Effects of antiorthostatic suspension, tetanus toxoid, and CpG on the bone marrow antibody repertoire in C57BL/6 mice

Abstract

Abstract Each B cell produces an antibody composed of two heavy chains paired with two light chains. During development, B cells rearrange V-, D- (heavy chain only), and J-gene segments. These rearrangements along with the imprecisions in recombination and mutations create diversity in the antibody repertoire. The physical and psychological stressors of spaceflight are known to affect both the innate and adaptive immune systems. We used a ground-based model, antiorthostatic suspension (AOS), to analyze the impact of spaceflight environmental stressors on the antibody repertoire. Eight-week-old female C57BL/6J mice were suspended for two weeks and immunized via ip injection with saline, tetanus toxoid (TT) and/or CpG, and resuspended. Two weeks after immunization, animals were sacrificed, and bone marrow was collected. RNA was extracted and sequenced using MiSeq 2×300bp.
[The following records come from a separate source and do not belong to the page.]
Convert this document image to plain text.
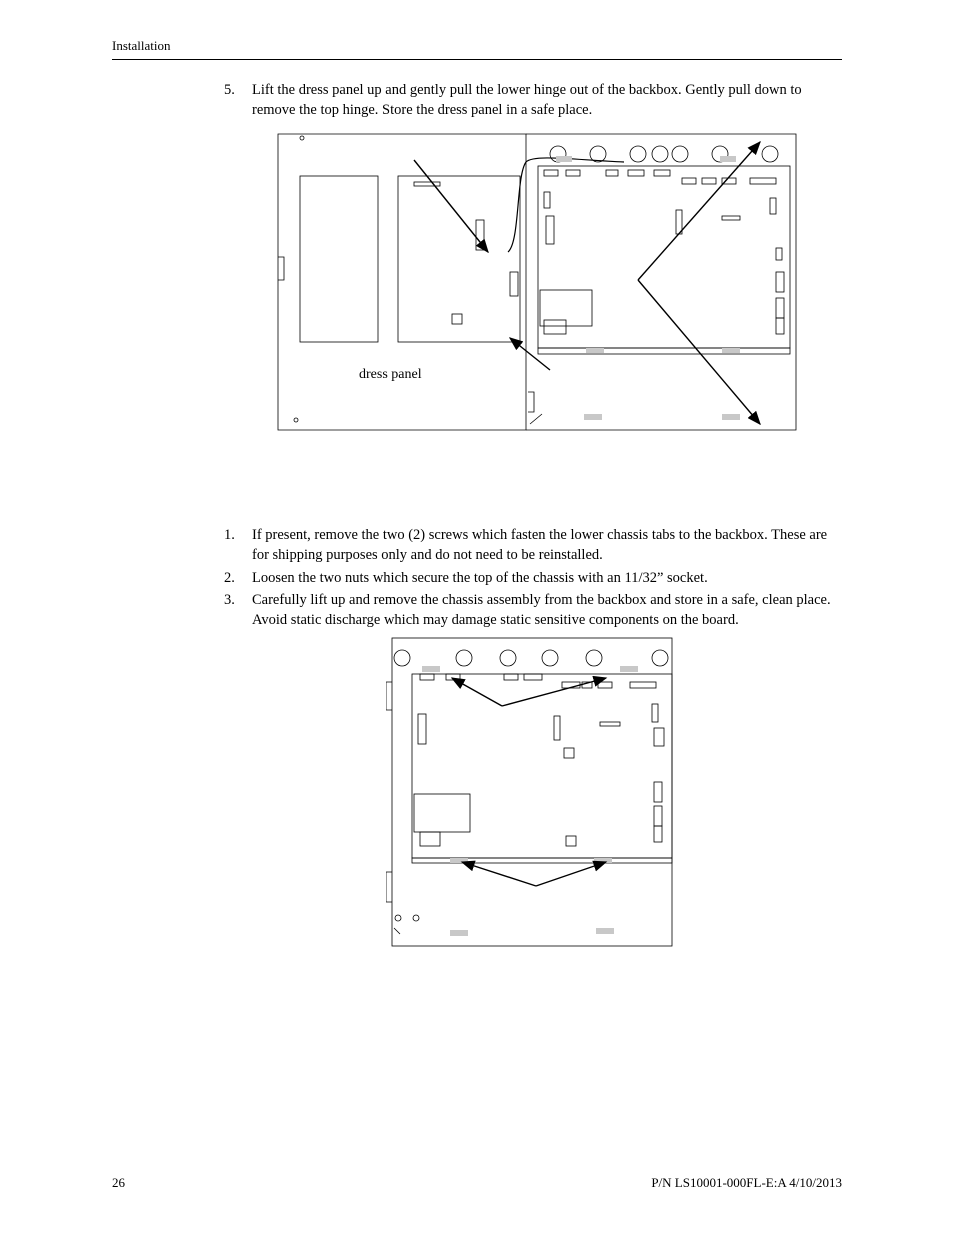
Installation
5. Lift the dress panel up and gently pull the lower hinge out of the backbox. Gently pull down to remove the top hinge. Store the dress panel in a safe place.
dress panel
1. If present, remove the two (2) screws which fasten the lower chassis tabs to the backbox. These are for shipping purposes only and do not need to be reinstalled.
2. Loosen the two nuts which secure the top of the chassis with an 11/32” socket.
3. Carefully lift up and remove the chassis assembly from the backbox and store in a safe, clean place. Avoid static discharge which may damage static sensitive components on the board.
26	P/N LS10001-000FL-E:A 4/10/2013
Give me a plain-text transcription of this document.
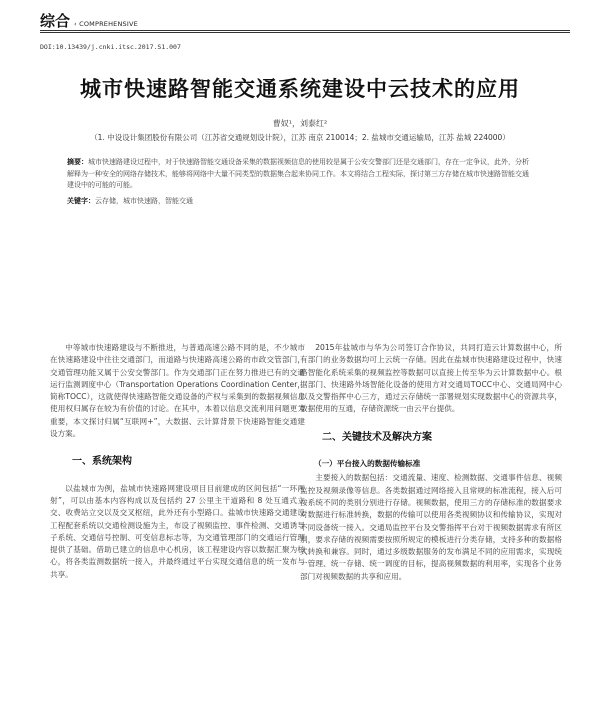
综合 ‹ COMPREHENSIVE
DOI:10.13439/j.cnki.itsc.2017.S1.007
城市快速路智能交通系统建设中云技术的应用
曹奴¹，刘泰红²
（1. 中设设计集团股份有限公司（江苏省交通规划设计院），江苏 南京 210014；2. 盐城市交通运输局，江苏 盐城 224000）
摘要：城市快速路建设过程中，对于快速路智能交通设备采集的数据视频信息的使用较是属于公安交警部门还是交通部门，存在一定争议，此外，分析解释为一种安全的网络存储技术，能够将网络中大量不同类型的数据集合起来协同工作。本文将结合工程实际，探讨第三方存储在城市快速路智能交通建设中的可能的可能。
关键字：云存储，城市快速路，智能交通

中等城市快速路建设与不断推进，与普通高速公路不同的是，不少城市在快速路建设中往往交通部门，而道路与快速路高速公路的市政交管部门，交通管理功能又属于公安交警部门。作为交通部门正在努力推进已有的交通运行监测调度中心（Transportation Operations Coordination Center，简称TOCC），这就使得快速路智能交通设备的产权与采集到的数据视频信息使用权归属存在较为有价值的讨论。在其中，本着以信息交流利用问题更为重要，本文探讨归属“互联网+”，大数据、云计算背景下快速路智能交通建设方案。

一、系统架构

以盐城市为例，盐城市快速路网建设项目目前建成的区间包括“一环两射”，可以由基本内容构成以及包括约 27 公里主干道路和 8 处互通式立交、收费站立交以及交叉枢纽，此外还有小型路口。盐城市快速路交通建设工程配套系统以交通检测设施为主，布设了视频监控、事件检测、交通诱导子系统、交通信号控制、可变信息标志等，为交通管理部门的交通运行管理提供了基础。借助已建立的信息中心机房，该工程建设内容以数据汇聚为核心，将各类监测数据统一接入，并最终通过平台实现交通信息的统一发布与共享。

2015年盐城市与华为公司签订合作协议，共同打造云计算数据中心，所有部门的业务数据均可上云统一存储。因此在盐城市快速路建设过程中，快速路智能化系统采集的视频监控等数据可以直接上传至华为云计算数据中心。根据部门、快速路外场智能化设备的使用方对交通局TOCC中心、交通局网中心以及交警指挥中心三方，通过云存储统一部署规划实现数据中心的资源共享，数据使用的互通，存储资源统一由云平台提供。

二、关键技术及解决方案
（一）平台接入的数据传输标准

主要接入的数据包括：交通流量、速度、检测数据、交通事件信息、视频监控及视频录像等信息。各类数据通过网络接入且常规的标准流程，接入后可按系统不同的类别分别进行存储。视频数据，使用三方的存储标准的数据要求对数据进行标准转换，数据的传输可以使用各类视频协议和传输协议，实现对不同设备统一接入。交通局监控平台及交警指挥平台对于视频数据需求有所区别，要求存储的视频需要按照所规定的模板进行分类存储，支持多种的数据格式转换和兼容。同时，通过多级数据服务的发布满足不同的应用需求，实现统一管理、统一存储、统一调度的目标，提高视频数据的利用率，实现各个业务部门对视频数据的共享和应用。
Resulting sequences were analyzed using ImMunoGeneTic’s High-V quest program to identify antibody characteristics. We identified significant variations in VH, Vκ, D, JH, and Jκ-gene segment usage and CDR3 length due to AOS, TT, and CpG treatment. Changes were also detected in the class-switched repertoire for VH-gene segment usage. We also focused our analysis on the loaded saline, loaded TT+CpG, and AOS+TT+CpG treatment groups to isolate the TT-specific antibody response. Statistically significant changes were detected in VH-gene segment usage and gene segment combinations among treatment groups. These results demonstrate that treatment with a physiological model of spaceflight leads to alterations in the development of the TT-specific antibody repertoire in the bone marrow.